Alfa e Omega: Addio alle armi

Paseo de Hemingway

Oggi presentiamo l'inizio e la fine di Addio alle armi di Ernest Hemingway, nella traduzione di Fernanda Pivano.

Incipit:

Sul finire dell'estate di quell'anno eravamo in una casa in un villaggio che di là del fiume e della pianura guardava le montagne.

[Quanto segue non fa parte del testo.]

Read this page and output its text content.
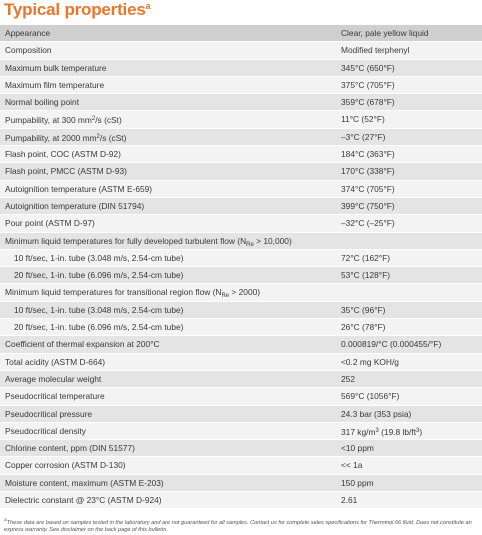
Typical properties$^a$
Appearance	Clear, pale yellow liquid
Composition	Modified terphenyl
Maximum bulk temperature	345°C (650°F)
Maximum film temperature	375°C (705°F)
Normal boiling point	359°C (678°F)
Pumpability, at 300 $mm^2/s$ (cSt)	11°C (52°F)
Pumpability, at 2000 $mm^2/s$ (cSt)	–3°C (27°F)
Flash point, COC (ASTM D-92)	184°C (363°F)
Flash point, PMCC (ASTM D-93)	170°C (338°F)
Autoignition temperature (ASTM E-659)	374°C (705°F)
Autoignition temperature (DIN 51794)	399°C (750°F)
Pour point (ASTM D-97)	–32°C (–25°F)
Minimum liquid temperatures for fully developed turbulent flow $(N_{Re} > 10,000)$
10 ft/sec, 1-in. tube (3.048 m/s, 2.54-cm tube)	72°C (162°F)
20 ft/sec, 1-in. tube (6.096 m/s, 2.54-cm tube)	53°C (128°F)
Minimum liquid temperatures for transitional region flow $(N_{Re} > 2000)$
10 ft/sec, 1-in. tube (3.048 m/s, 2.54-cm tube)	35°C (96°F)
20 ft/sec, 1-in. tube (6.096 m/s, 2.54-cm tube)	26°C (78°F)
Coefficient of thermal expansion at 200°C	0.000819/°C (0.000455/°F)
Total acidity (ASTM D-664)	<0.2 mg KOH/g
Average molecular weight	252
Pseudocritical temperature	569°C (1056°F)
Pseudocritical pressure	24.3 bar (353 psia)
Pseudocritical density	317 $kg/m^3$ (19.8 $lb/ft^3$)
Chlorine content, ppm (DIN 51577)	<10 ppm
Copper corrosion (ASTM D-130)	<< 1a
Moisture content, maximum (ASTM E-203)	150 ppm
Dielectric constant @ 23°C (ASTM D-924)	2.61
$^a$These data are based on samples tested in the laboratory and are not guaranteed for all samples. Contact us for complete sales specifications for Therminol 66 fluid. Does not constitute an express warranty. See disclaimer on the back page of this bulletin.
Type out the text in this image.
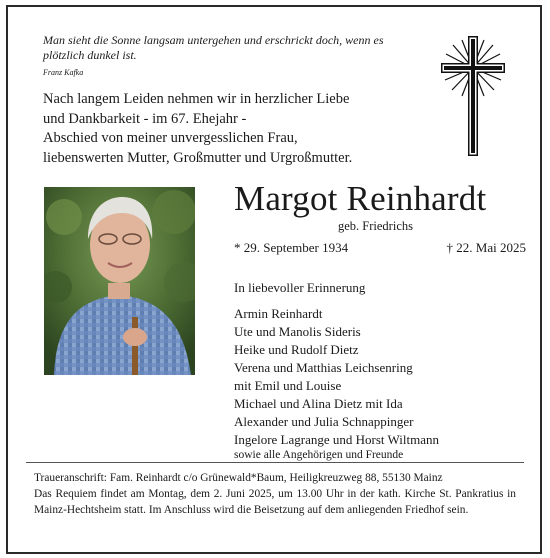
Man sieht die Sonne langsam untergehen und erschrickt doch, wenn es plötzlich dunkel ist.
Franz Kafka
Nach langem Leiden nehmen wir in herzlicher Liebe
und Dankbarkeit - im 67. Ehejahr -
Abschied von meiner unvergesslichen Frau,
liebenswerten Mutter, Großmutter und Urgroßmutter.
Margot Reinhardt
geb. Friedrichs
* 29. September 1934	† 22. Mai 2025
In liebevoller Erinnerung
Armin Reinhardt
Ute und Manolis Sideris
Heike und Rudolf Dietz
Verena und Matthias Leichsenring
mit Emil und Louise
Michael und Alina Dietz mit Ida
Alexander und Julia Schnappinger
Ingelore Lagrange und Horst Wiltmann
sowie alle Angehörigen und Freunde
Traueranschrift: Fam. Reinhardt c/o Grünewald*Baum, Heiligkreuzweg 88, 55130 Mainz
Das Requiem findet am Montag, dem 2. Juni 2025, um 13.00 Uhr in der kath. Kirche St. Pankratius in Mainz-Hechtsheim statt. Im Anschluss wird die Beisetzung auf dem anliegenden Friedhof sein.
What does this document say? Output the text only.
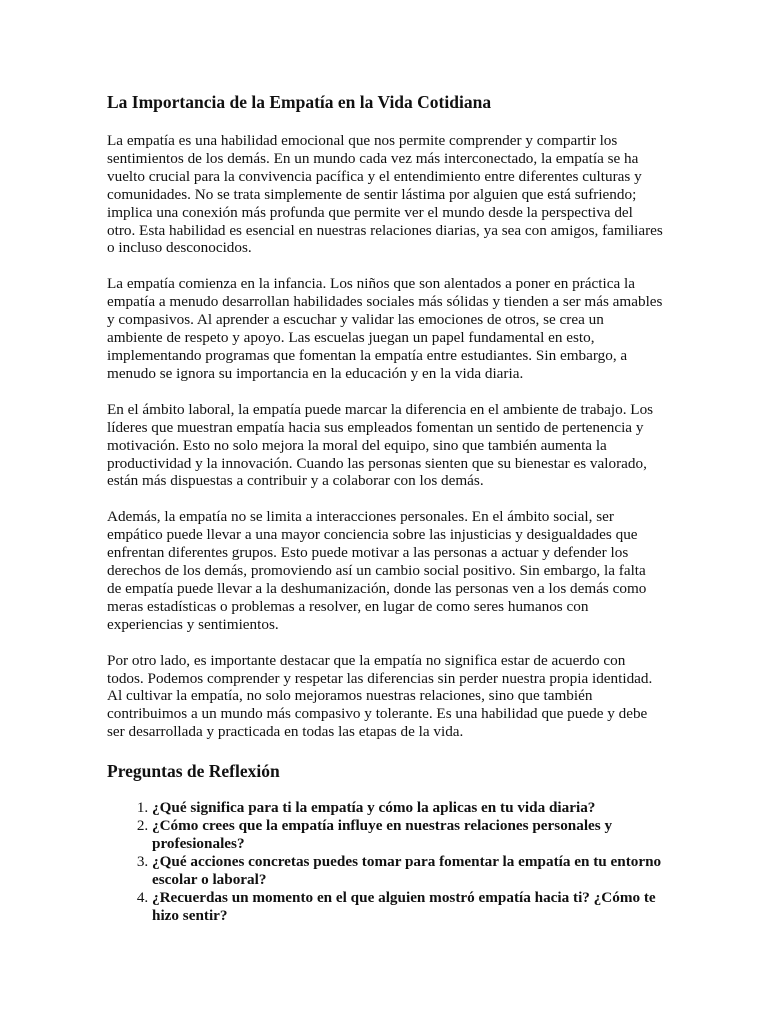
La Importancia de la Empatía en la Vida Cotidiana

La empatía es una habilidad emocional que nos permite comprender y compartir los sentimientos de los demás. En un mundo cada vez más interconectado, la empatía se ha vuelto crucial para la convivencia pacífica y el entendimiento entre diferentes culturas y comunidades. No se trata simplemente de sentir lástima por alguien que está sufriendo; implica una conexión más profunda que permite ver el mundo desde la perspectiva del otro. Esta habilidad es esencial en nuestras relaciones diarias, ya sea con amigos, familiares o incluso desconocidos.

La empatía comienza en la infancia. Los niños que son alentados a poner en práctica la empatía a menudo desarrollan habilidades sociales más sólidas y tienden a ser más amables y compasivos. Al aprender a escuchar y validar las emociones de otros, se crea un ambiente de respeto y apoyo. Las escuelas juegan un papel fundamental en esto, implementando programas que fomentan la empatía entre estudiantes. Sin embargo, a menudo se ignora su importancia en la educación y en la vida diaria.

En el ámbito laboral, la empatía puede marcar la diferencia en el ambiente de trabajo. Los líderes que muestran empatía hacia sus empleados fomentan un sentido de pertenencia y motivación. Esto no solo mejora la moral del equipo, sino que también aumenta la productividad y la innovación. Cuando las personas sienten que su bienestar es valorado, están más dispuestas a contribuir y a colaborar con los demás.

Además, la empatía no se limita a interacciones personales. En el ámbito social, ser empático puede llevar a una mayor conciencia sobre las injusticias y desigualdades que enfrentan diferentes grupos. Esto puede motivar a las personas a actuar y defender los derechos de los demás, promoviendo así un cambio social positivo. Sin embargo, la falta de empatía puede llevar a la deshumanización, donde las personas ven a los demás como meras estadísticas o problemas a resolver, en lugar de como seres humanos con experiencias y sentimientos.

Por otro lado, es importante destacar que la empatía no significa estar de acuerdo con todos. Podemos comprender y respetar las diferencias sin perder nuestra propia identidad. Al cultivar la empatía, no solo mejoramos nuestras relaciones, sino que también contribuimos a un mundo más compasivo y tolerante. Es una habilidad que puede y debe ser desarrollada y practicada en todas las etapas de la vida.

Preguntas de Reflexión
1. ¿Qué significa para ti la empatía y cómo la aplicas en tu vida diaria?
2. ¿Cómo crees que la empatía influye en nuestras relaciones personales y profesionales?
3. ¿Qué acciones concretas puedes tomar para fomentar la empatía en tu entorno escolar o laboral?
4. ¿Recuerdas un momento en el que alguien mostró empatía hacia ti? ¿Cómo te hizo sentir?
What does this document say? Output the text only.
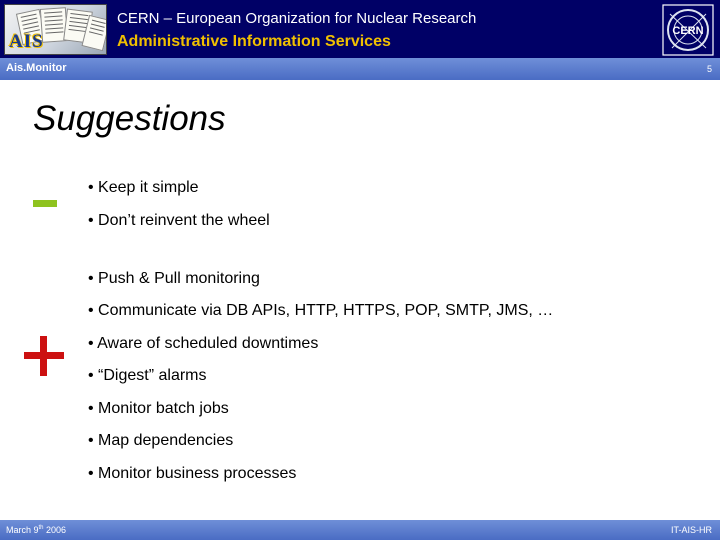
AIS
CERN – European Organization for Nuclear Research
Administrative Information Services
CERN
Ais.Monitor	5
Suggestions
• Keep it simple
• Don’t reinvent the wheel
• Push & Pull monitoring
• Communicate via DB APIs, HTTP, HTTPS, POP, SMTP, JMS, …
• Aware of scheduled downtimes
• “Digest” alarms
• Monitor batch jobs
• Map dependencies
• Monitor business processes
March 9th 2006	IT-AIS-HR
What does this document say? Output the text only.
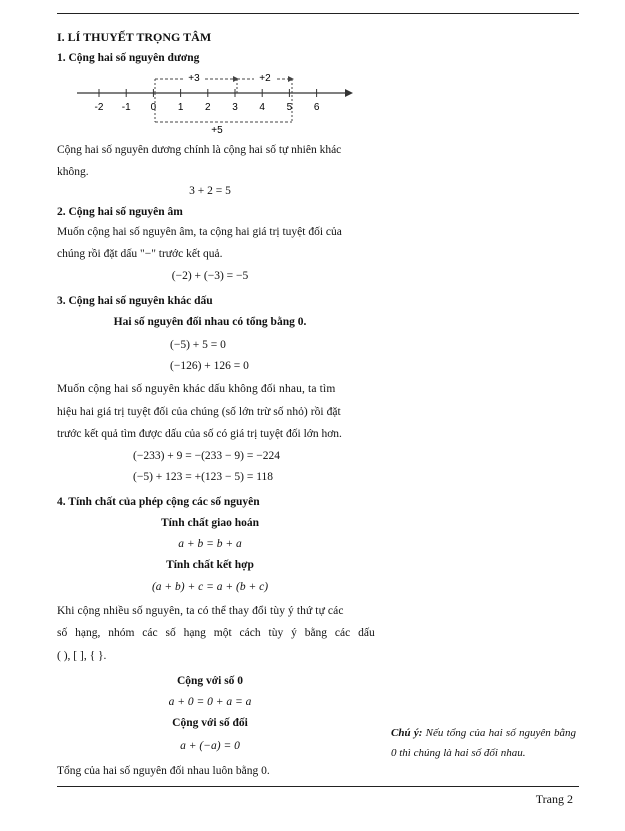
I. LÍ THUYẾT TRỌNG TÂM
1. Cộng hai số nguyên dương
-2 -1 0 1 2 3 4 5 6
+3	+2
+5
Cộng hai số nguyên dương chính là cộng hai số tự nhiên khác
không.
3 + 2 = 5
2. Cộng hai số nguyên âm
Muốn cộng hai số nguyên âm, ta cộng hai giá trị tuyệt đối của
chúng rồi đặt dấu "−" trước kết quả.
(−2) + (−3) = −5
3. Cộng hai số nguyên khác dấu
Hai số nguyên đối nhau có tổng bằng 0.
(−5) + 5 = 0
(−126) + 126 = 0
Muốn cộng hai số nguyên khác dấu không đối nhau, ta tìm
hiệu hai giá trị tuyệt đối của chúng (số lớn trừ số nhỏ) rồi đặt
trước kết quả tìm được dấu của số có giá trị tuyệt đối lớn hơn.
(−233) + 9 = −(233 − 9) = −224
(−5) + 123 = +(123 − 5) = 118
4. Tính chất của phép cộng các số nguyên
Tính chất giao hoán
a + b = b + a
Tính chất kết hợp
(a + b) + c = a + (b + c)
Khi cộng nhiều số nguyên, ta có thể thay đổi tùy ý thứ tự các
số hạng, nhóm các số hạng một cách tùy ý bằng các dấu
( ), [ ], { }.
Cộng với số 0
a + 0 = 0 + a = a
Cộng với số đối
a + (−a) = 0
Tổng của hai số nguyên đối nhau luôn bằng 0.
Chú ý: Nếu tổng của hai số nguyên bằng 0 thì chúng là hai số đối nhau.
Trang 2
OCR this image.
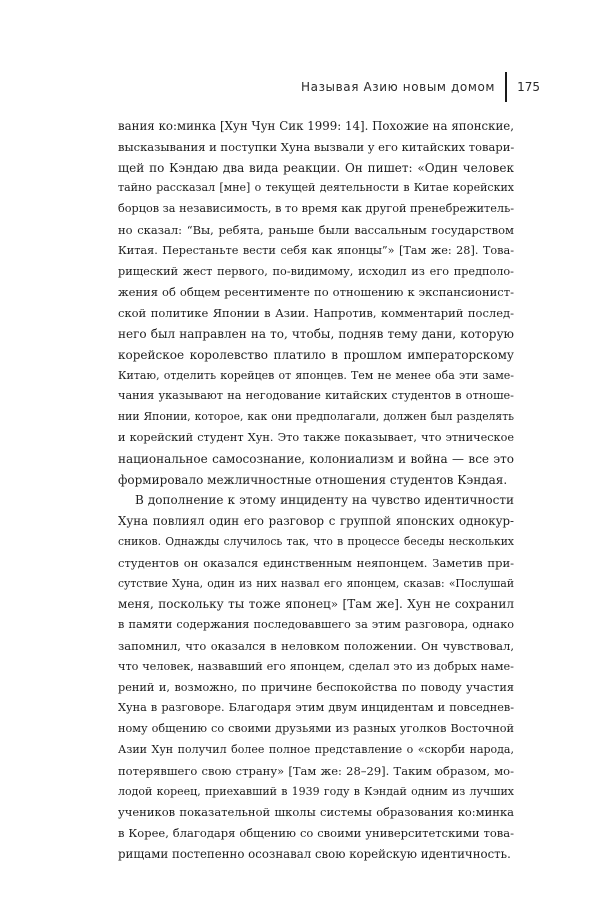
Называя Азию новым домом	175
вания ко:минка [Хун Чун Сик 1999: 14]. Похожие на японские,
высказывания и поступки Хуна вызвали у его китайских товари-
щей по Кэндаю два вида реакции. Он пишет: «Один человек
тайно рассказал [мне] о текущей деятельности в Китае корейских
борцов за независимость, в то время как другой пренебрежитель-
но сказал: “Вы, ребята, раньше были вассальным государством
Китая. Перестаньте вести себя как японцы”» [Там же: 28]. Това-
рищеский жест первого, по-видимому, исходил из его предполо-
жения об общем ресентименте по отношению к экспансионист-
ской политике Японии в Азии. Напротив, комментарий послед-
него был направлен на то, чтобы, подняв тему дани, которую
корейское королевство платило в прошлом императорскому
Китаю, отделить корейцев от японцев. Тем не менее оба эти заме-
чания указывают на негодование китайских студентов в отноше-
нии Японии, которое, как они предполагали, должен был разделять
и корейский студент Хун. Это также показывает, что этническое
национальное самосознание, колониализм и война — все это
формировало межличностные отношения студентов Кэндая.
В дополнение к этому инциденту на чувство идентичности
Хуна повлиял один его разговор с группой японских однокур-
сников. Однажды случилось так, что в процессе беседы нескольких
студентов он оказался единственным неяпонцем. Заметив при-
сутствие Хуна, один из них назвал его японцем, сказав: «Послушай
меня, поскольку ты тоже японец» [Там же]. Хун не сохранил
в памяти содержания последовавшего за этим разговора, однако
запомнил, что оказался в неловком положении. Он чувствовал,
что человек, назвавший его японцем, сделал это из добрых наме-
рений и, возможно, по причине беспокойства по поводу участия
Хуна в разговоре. Благодаря этим двум инцидентам и повседнев-
ному общению со своими друзьями из разных уголков Восточной
Азии Хун получил более полное представление о «скорби народа,
потерявшего свою страну» [Там же: 28–29]. Таким образом, мо-
лодой кореец, приехавший в 1939 году в Кэндай одним из лучших
учеников показательной школы системы образования ко:минка
в Корее, благодаря общению со своими университетскими това-
рищами постепенно осознавал свою корейскую идентичность.
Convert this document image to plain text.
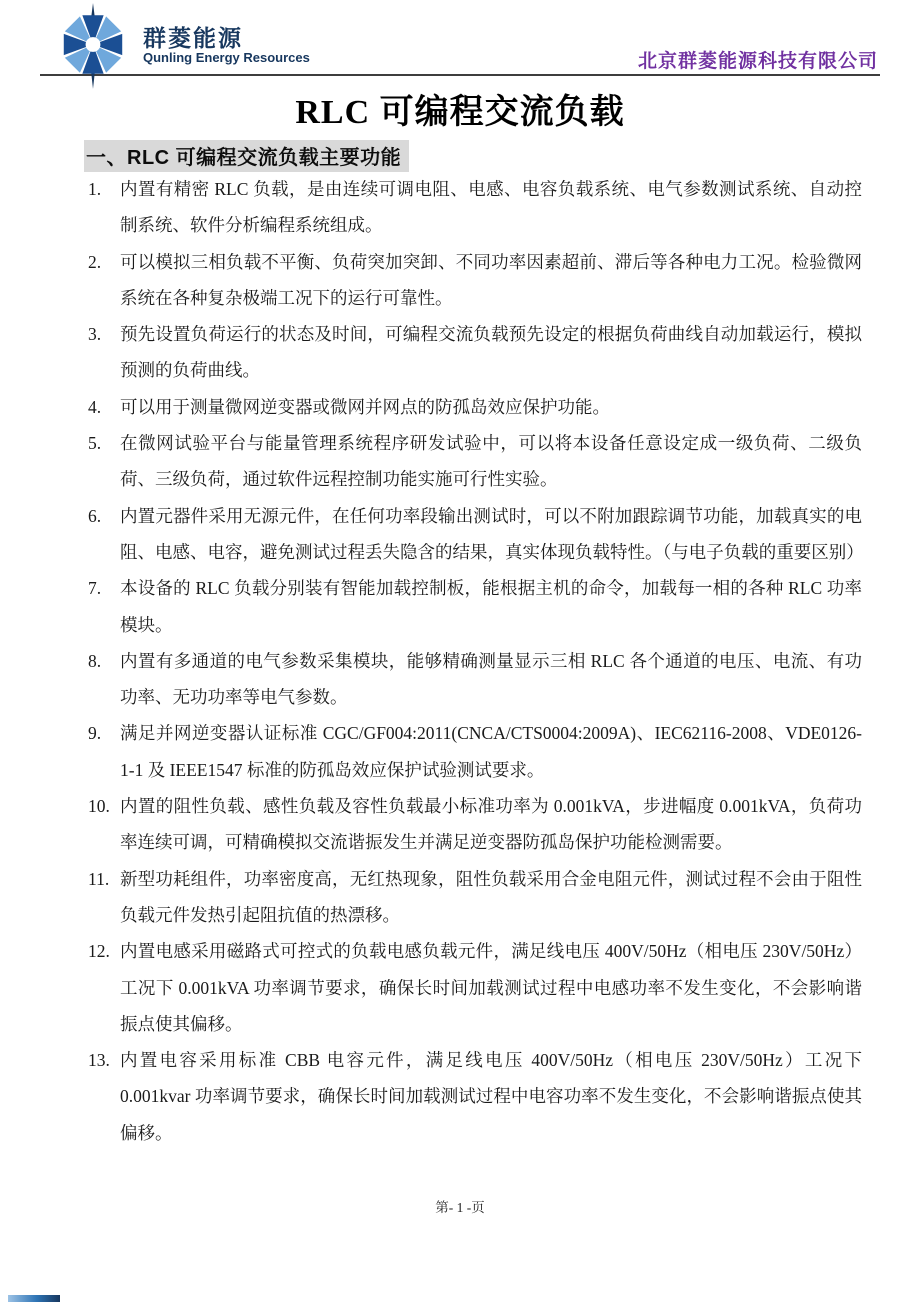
群菱能源
Qunling Energy Resources	北京群菱能源科技有限公司
RLC 可编程交流负载
一、RLC 可编程交流负载主要功能
1. 内置有精密 RLC 负载，是由连续可调电阻、电感、电容负载系统、电气参数测试系统、自动控制系统、软件分析编程系统组成。
2. 可以模拟三相负载不平衡、负荷突加突卸、不同功率因素超前、滞后等各种电力工况。检验微网系统在各种复杂极端工况下的运行可靠性。
3. 预先设置负荷运行的状态及时间，可编程交流负载预先设定的根据负荷曲线自动加载运行，模拟预测的负荷曲线。
4. 可以用于测量微网逆变器或微网并网点的防孤岛效应保护功能。
5. 在微网试验平台与能量管理系统程序研发试验中，可以将本设备任意设定成一级负荷、二级负荷、三级负荷，通过软件远程控制功能实施可行性实验。
6. 内置元器件采用无源元件，在任何功率段输出测试时，可以不附加跟踪调节功能，加载真实的电阻、电感、电容，避免测试过程丢失隐含的结果，真实体现负载特性。（与电子负载的重要区别）
7. 本设备的 RLC 负载分别装有智能加载控制板，能根据主机的命令，加载每一相的各种 RLC 功率模块。
8. 内置有多通道的电气参数采集模块，能够精确测量显示三相 RLC 各个通道的电压、电流、有功功率、无功功率等电气参数。
9. 满足并网逆变器认证标准 CGC/GF004:2011(CNCA/CTS0004:2009A)、IEC62116-2008、VDE0126-1-1 及 IEEE1547 标准的防孤岛效应保护试验测试要求。
10. 内置的阻性负载、感性负载及容性负载最小标准功率为 0.001kVA，步进幅度 0.001kVA，负荷功率连续可调，可精确模拟交流谐振发生并满足逆变器防孤岛保护功能检测需要。
11. 新型功耗组件，功率密度高，无红热现象，阻性负载采用合金电阻元件，测试过程不会由于阻性负载元件发热引起阻抗值的热漂移。
12. 内置电感采用磁路式可控式的负载电感负载元件，满足线电压 400V/50Hz（相电压 230V/50Hz）工况下 0.001kVA 功率调节要求，确保长时间加载测试过程中电感功率不发生变化，不会影响谐振点使其偏移。
13. 内置电容采用标准 CBB 电容元件，满足线电压 400V/50Hz（相电压 230V/50Hz）工况下 0.001kvar 功率调节要求，确保长时间加载测试过程中电容功率不发生变化，不会影响谐振点使其偏移。
第- 1 -页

Nel letto del fiume c'erano sassi e ciottoli, asciutti e bianchi sotto il sole, e l'acqua era limpida e guizzante e azzurra nei canali. Davanti alla casa passavano truppe e scendevano lungo la strada e la polvere che sollevavano copriva le foglie degli alberi. Anche i tronchi degli alberi erano polverosi e le foglie caddero presto quell'anno e si vedevano le truppe marciare lungo la strada e la polvere che si sollevava e le foglie che, mosse dal vento, cadevano e i soldati che marciavano e poi la strada nuda e bianca, se non per le foglie.

Desinit:

- Non può entrare, adesso - disse un'infermiera.
- Sì, posso - dissi.
- Non può ancora entrare.
- Vada via - dissi. - Anche quell'altra.
Ma quando le ebbi fatte uscire ed ebbi chiuso la porta e spento la luce non servì a niente. Fu come salutare una statua. Dopo un po' me ne andai e uscii dall'ospedale e ritornai a piedi in albergo nella pioggia.